En kolayı da, insanın kendi kendiyle konuşması değil midir suslarını haykırmak istediği zamanlarda?..
Hem ne zararı olabilir ki insanın az da olsa içini dökmesinin; rahatlamasının?
Kalkıp kendime “Merhaba Saadet” desem mesela ve devamını getirsem…
Merhaba Saadet.
Seni anlıyorum. Hani haksız da değilsin düşünce ve öfkelenmelerinde ki, ölürken için her yanılgı ardından...
Suç sende be kızım!
İnsanoğlunu anlamakta zorlanıyorsun biliyorum. Ama bu ilk değil ki akıllım!
Sana kaç kere söyledim güvenme insanoğluna diye.
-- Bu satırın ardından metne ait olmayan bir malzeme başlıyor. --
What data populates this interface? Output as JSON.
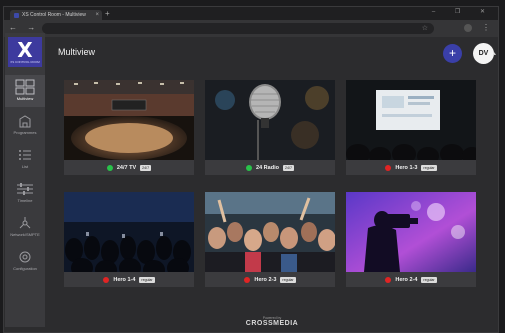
{
  "browser": {
    "tab_title": "XS Control Room - Multiview",
    "tab_close": "×",
    "new_tab": "+",
    "window_controls": "– ❐ ✕",
    "nav": "← → C",
    "menu": "⋮"
  },
  "sidebar": {
    "logo": "X",
    "logo_sub": "XS CONTROL ROOM",
    "items": [
      {
        "label": "Multiview",
        "icon": "grid-icon",
        "active": true
      },
      {
        "label": "Programmes",
        "icon": "building-icon",
        "active": false
      },
      {
        "label": "List",
        "icon": "list-icon",
        "active": false
      },
      {
        "label": "Timeline",
        "icon": "timeline-icon",
        "active": false
      },
      {
        "label": "Network/SMPTE",
        "icon": "network-icon",
        "active": false
      },
      {
        "label": "Configuration",
        "icon": "settings-icon",
        "active": false
      }
    ]
  },
  "header": {
    "title": "Multiview",
    "add_label": "+",
    "avatar_initials": "DV",
    "avatar_caret": "▲"
  },
  "cards": [
    {
      "name": "24/7 TV",
      "badge": "24/7",
      "status": "live",
      "status_color": "#29c24a",
      "scene": "arena"
    },
    {
      "name": "24 Radio",
      "badge": "24/7",
      "status": "live",
      "status_color": "#29c24a",
      "scene": "microphone"
    },
    {
      "name": "Hero 1-3",
      "badge": "regular",
      "status": "offline",
      "status_color": "#e02424",
      "scene": "presentation"
    },
    {
      "name": "Hero 1-4",
      "badge": "regular",
      "status": "offline",
      "status_color": "#e02424",
      "scene": "audience"
    },
    {
      "name": "Hero 2-3",
      "badge": "regular",
      "status": "offline",
      "status_color": "#e02424",
      "scene": "crowd"
    },
    {
      "name": "Hero 2-4",
      "badge": "regular",
      "status": "offline",
      "status_color": "#e02424",
      "scene": "camera"
    }
  ],
  "footer": {
    "powered_by": "Powered by",
    "brand": "CROSSMEDIA"
  },
  "colors": {
    "accent": "#3d3a9e",
    "live": "#29c24a",
    "offline": "#e02424",
    "background": "#2c2c2e"
  }
}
Ah, elbette, sende insansın! Buna bir sözüm yok. Benim sözüm senin insanlığından anlamayan ve insanlığın hakkını veremeyenlere...
Hep iyi niyetin suiistimal edildi, biliyorum. Ve selamı bile boş yere vermeyenlerle kaçı kaç kez karışlaştın mesela. O ablayı hatırlasana… Hani şu telefonda konuşurken “Aman Allah’ım! Ne kadar da iyi bir insan” diye düşündüğün... Ya o yıllarca peşine takılıp duran bacın(!)...
Peki, sonra ne oldu?
Bir iki sohbet ve ardından yallah!
Artık ne öğrenmek istiyorduysa-istiyorlardıysa senden…
Hangisi mi?
Ah, evet, sende haklısın! O kadar çoktular-çoklar ki, sende haklısın unutmakta tabii. Ve üstelik bunları yapanlar da hep kadınlardı nedense değil mi?
Biliyorum şaşırdığını ve elbette böylesi insanların davranışlarına bir anlam vermekte zorlandığını. Ben de zorlandım sen gibi ama en azından “Bir daha mı? Tövbe!” diyebildim. Yani öyle sanıyorum…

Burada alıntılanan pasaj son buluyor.